Perennial herbaceous plant up to 1 m tall. Stem green, with anthocyanin nodes; basal and stem leaves, very large and long, entire, with leaf sheaths. Inflorescences paniculate, apical. Rhizomes long, fusiform-thickened and segmented, up to 20-40 cm long.
Harvest of rhizomes from 1 ha reaches 8-12 tons; they are collected after 8-10 months. after landing. The rhizomes as such are not edible; they are dried and, having removed the wrappers and fibrous parts, they are processed into flour and starch (yield 25-27%). The size of starch grains is approximately 30-40 microns. Arrowroot starch is used specifically as a medical food product for metabolic diseases, anemia of the intestine and emaciation.
Other varieties of starch are also referred to under the general name “arrowroot”, for example, the Australian arrowroot, obtained from the tubers of Canna edulis Ker-Gawl. (family Cannaceae). The Australian arrowroot has the largest grains, they reach 135 microns and are visible to the naked eye. The homeland of the edible canna is tropical America (the ancient culture of the Indians of Peru), but the plant is cultivated far beyond its range – Tropical Asia, many in Northern Australia, the Pacific Islands, Hawaii.
Arrowroot Indian is obtained from the tubers of narrow-leaved turmeric – Curcuma angustifolia Roxb. (family Zingiberaceae). The tubers of this type of turmeric (unlike the yellow tubers of Curcuma longa L.) are colorless inside. The plant is found wild and cultivated in India. The starch is applied in the same way as true arrowroot starch.
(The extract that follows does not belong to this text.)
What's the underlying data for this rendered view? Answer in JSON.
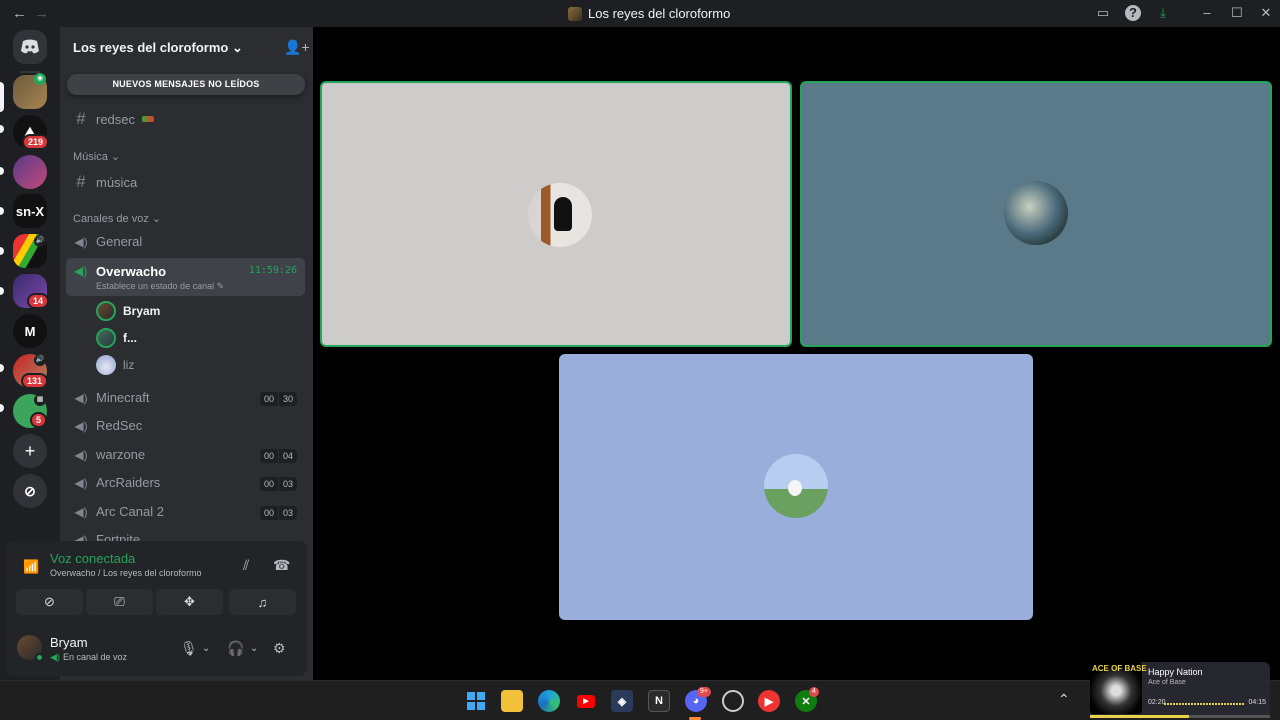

The plant is starchy. starch plants
Starch is not a chemically individual substance. At 96-98% it consists of polysaccharides (amylase and amylopectin), accompanied by minerals, solid fatty acids, etc. Starch-bearing plants are conventionally divided into two groups: plants of the cereal family and plants of other families. Cereal starches serve as raw materials for the production of the main types of starch: wheat (Amylum Tritici), maize or corn (Amylum Maydis) and rice (Amylum Oryzae). From plants of other families, a lot of starch is obtained from potato tubers (Amylum Solani). In tropical countries, other varieties of starch are used; of these, the main ones are: – starch from sweet potato tubers – Amylum Batatae; – Australian arrowroot – Amylum Cannae; – Indian arrowroot – Amylum Curcumae; – Westind arrowroot – Amylum Marantae; – cassava (cassava, tapioca) – Amylum Manihot. Sago, or Amylum Sagi, is among the starches obtained from the core of the trunks of some palms. Sago and cassava are also popular dietary aids for convalescents.